Kommentar Ukraine-Gipfel: Der Minsker Kompromiss
Von allen Seiten muss mit dem Scheitern des Minsker Kompromisses gerechnet werden. Aber man sollte trotzdem optimistisch bleiben.
Bei allen dreizehn Punkten des Minsker Kompromisses ist leider Skepsis angebracht. Das sehen offenbar die beteiligten Verhandlungspartner selbst so.
Merkel und Hollande strebten einen Waffenstillstand an. Erreicht haben sie einen Kompromiss, der wie der vom September 2014 wegen Ungenauigkeit und mangelnden Durchsetzungswillens scheitern kann.
Genügend Gegner hat der Kompromiss aber schon jetzt. Im Westen sind es jene, die die Aufrüstung der unterlegenen ukrainischen Streitkräfte befürworten, um der Übermacht im Osten standhalten zu können. Mit Feinden lasse sich nur bei glaubhafter Drohkulisse verhandeln. So sehen es die Republikaner in den USA, aber auch die führenden Kräfte im angrenzenden Polen und in den baltischen Staaten.
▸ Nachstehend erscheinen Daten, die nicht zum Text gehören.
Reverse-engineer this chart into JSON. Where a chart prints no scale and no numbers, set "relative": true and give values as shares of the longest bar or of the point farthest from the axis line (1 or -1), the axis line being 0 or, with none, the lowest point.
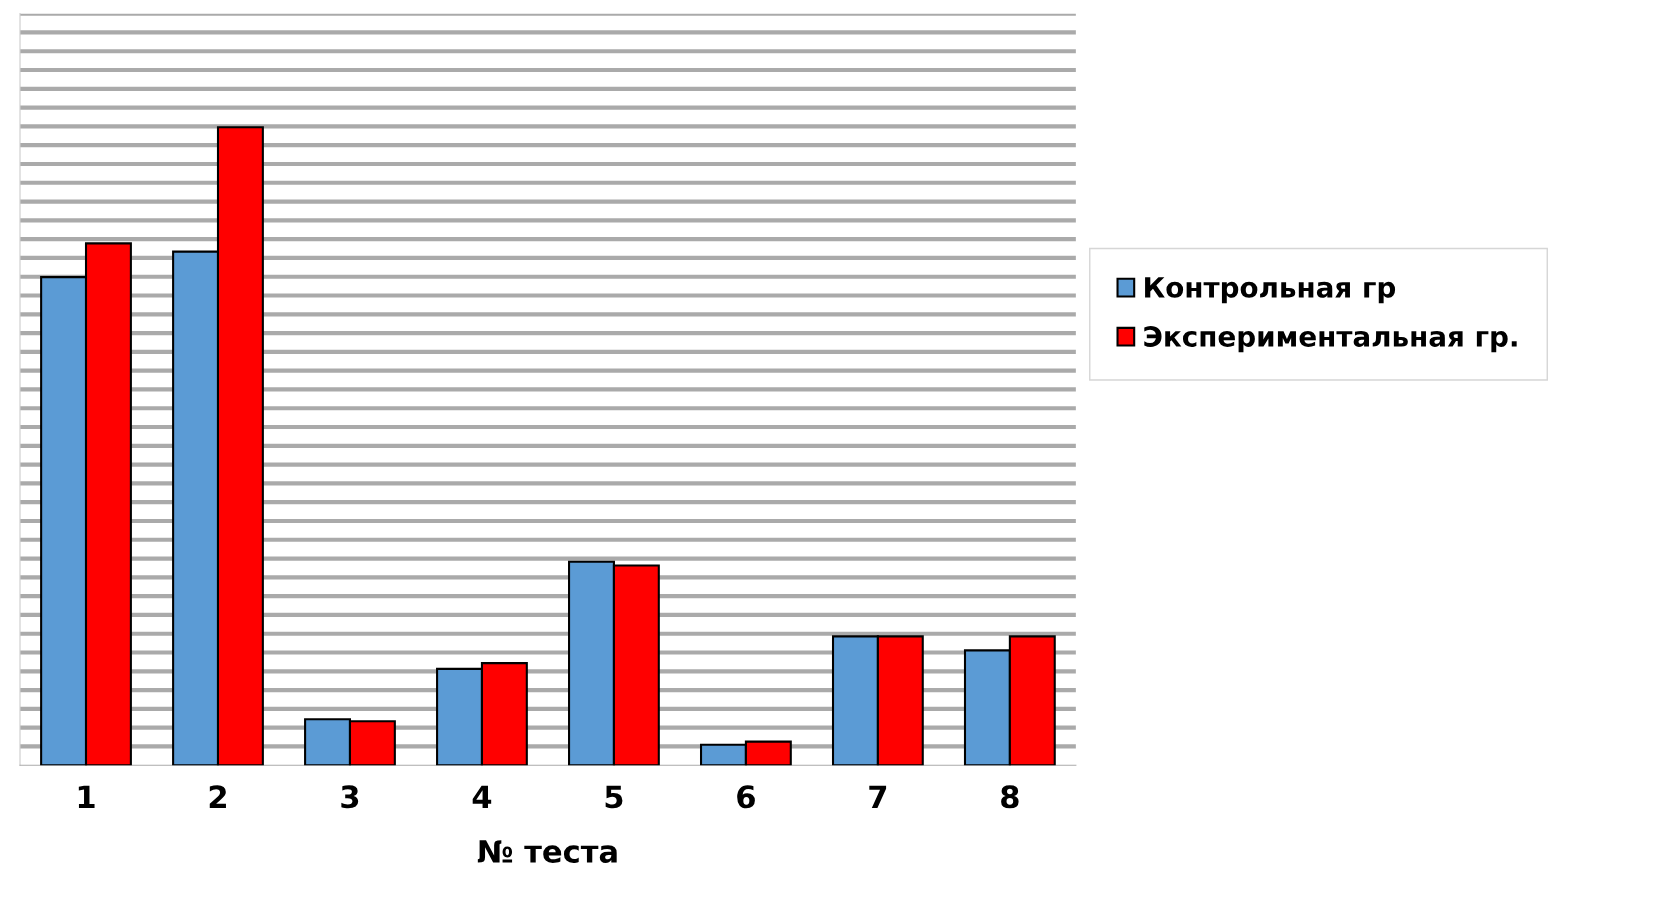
{
  "chart_data": {
    "type": "bar",
    "xlabel": "№ теста",
    "relative": true,
    "grid": "y",
    "legend": "right",
    "categories": [
      "1",
      "2",
      "3",
      "4",
      "5",
      "6",
      "7",
      "8"
    ],
    "series": [
      {
        "name": "Контрольная гр",
        "color": "#5b9bd5",
        "values": [
          0.765,
          0.805,
          0.072,
          0.151,
          0.319,
          0.032,
          0.202,
          0.18
        ]
      },
      {
        "name": "Экспериментальная гр.",
        "color": "#ff0000",
        "values": [
          0.818,
          1,
          0.069,
          0.16,
          0.313,
          0.037,
          0.202,
          0.202
        ]
      }
    ]
  }
}
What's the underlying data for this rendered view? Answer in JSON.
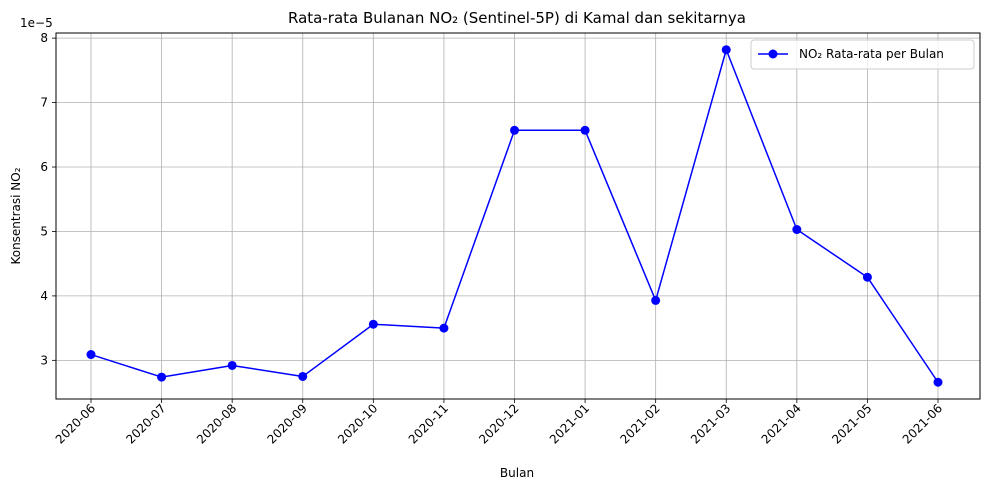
{
  "chart_data": {
    "type": "line",
    "title": "Rata-rata Bulanan NO₂ (Sentinel-5P) di Kamal dan sekitarnya",
    "xlabel": "Bulan",
    "ylabel": "Konsentrasi NO₂",
    "y_offset_label": "1e−5",
    "y_scale_factor": 1e-05,
    "categories": [
      "2020-06",
      "2020-07",
      "2020-08",
      "2020-09",
      "2020-10",
      "2020-11",
      "2020-12",
      "2021-01",
      "2021-02",
      "2021-03",
      "2021-04",
      "2021-05",
      "2021-06"
    ],
    "series": [
      {
        "name": "NO₂ Rata-rata per Bulan",
        "color": "#0000ff",
        "marker": "circle",
        "values": [
          3.09e-05,
          2.74e-05,
          2.92e-05,
          2.75e-05,
          3.56e-05,
          3.5e-05,
          6.57e-05,
          6.57e-05,
          3.93e-05,
          7.82e-05,
          5.03e-05,
          4.29e-05,
          2.66e-05
        ]
      }
    ],
    "yticks": [
      3,
      4,
      5,
      6,
      7,
      8
    ],
    "ylim": [
      2.4e-05,
      8.08e-05
    ],
    "grid": true,
    "legend_position": "top-right"
  }
}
Auf russischer Seite hat die nationalistische Propaganda die Stimmung seit Langem aufgeheizt. Reguläre Soldaten und russische Freiwillige haben neben dem Kriegsgerät zur bisherigen (pro-)russischen Überlegenheit beigetragen. Jetzt kann Putin nicht so einfach einlenken. Sollte er sich wirklich an den ausverhandelten Kompromiss halten, müsste er seine Repressionsorgane auch gegen die eigene Basis einsetzen. Das aber wäre ungeschickt. Ein autoritärer Führer kann zwar Gegner drangsalieren, seine eigenen Leute dürfen ihn aber nicht als Verräter sehen.
Aber auch Poroschenko steht unter dem Druck nationaler Erwartungen. Er darf nicht weich wirken. Gerade weil er meist politisch rational agiert, wird sein Handeln im eigenen Land, in Teilen der EU und in den USA kritisch beäugt, nicht zuletzt auch von seinem Ministerpräsidenten Jazenjuk.
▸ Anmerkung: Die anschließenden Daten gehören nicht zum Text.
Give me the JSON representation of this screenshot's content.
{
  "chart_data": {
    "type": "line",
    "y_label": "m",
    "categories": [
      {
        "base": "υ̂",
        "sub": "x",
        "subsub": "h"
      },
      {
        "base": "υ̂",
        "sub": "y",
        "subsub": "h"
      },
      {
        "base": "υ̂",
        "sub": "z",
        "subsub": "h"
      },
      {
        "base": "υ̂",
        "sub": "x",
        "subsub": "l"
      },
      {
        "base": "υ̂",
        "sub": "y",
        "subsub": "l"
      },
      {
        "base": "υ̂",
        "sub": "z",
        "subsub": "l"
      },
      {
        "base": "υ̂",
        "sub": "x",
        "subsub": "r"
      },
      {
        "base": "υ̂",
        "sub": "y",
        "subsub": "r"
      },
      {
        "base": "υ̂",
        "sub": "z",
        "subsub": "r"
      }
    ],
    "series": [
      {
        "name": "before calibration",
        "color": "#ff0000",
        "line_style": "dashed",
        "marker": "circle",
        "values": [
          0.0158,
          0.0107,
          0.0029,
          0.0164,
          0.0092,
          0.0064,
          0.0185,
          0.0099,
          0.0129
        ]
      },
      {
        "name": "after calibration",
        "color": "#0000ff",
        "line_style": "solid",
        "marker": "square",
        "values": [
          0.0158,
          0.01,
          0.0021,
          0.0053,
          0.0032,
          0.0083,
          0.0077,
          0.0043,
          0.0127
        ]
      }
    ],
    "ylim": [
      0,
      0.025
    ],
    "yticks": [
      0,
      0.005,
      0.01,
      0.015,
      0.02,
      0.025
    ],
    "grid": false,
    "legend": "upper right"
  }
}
Von allen Seiten muss also mit dem Scheitern des Minsker Kompromisses gerechnet werden. Dann aber wird die Aufrüstung sowohl der ukrainischen als auch der russischen Streitkräfte nicht mehr aufzuhalten sein. Eine weitere Eskalation wäre absehbar.
Unter dem Strich ist ein Scheitern wahrscheinlicher als ein Erfolg. Aber man sollte trotzdem unbedingt optimistisch bleiben.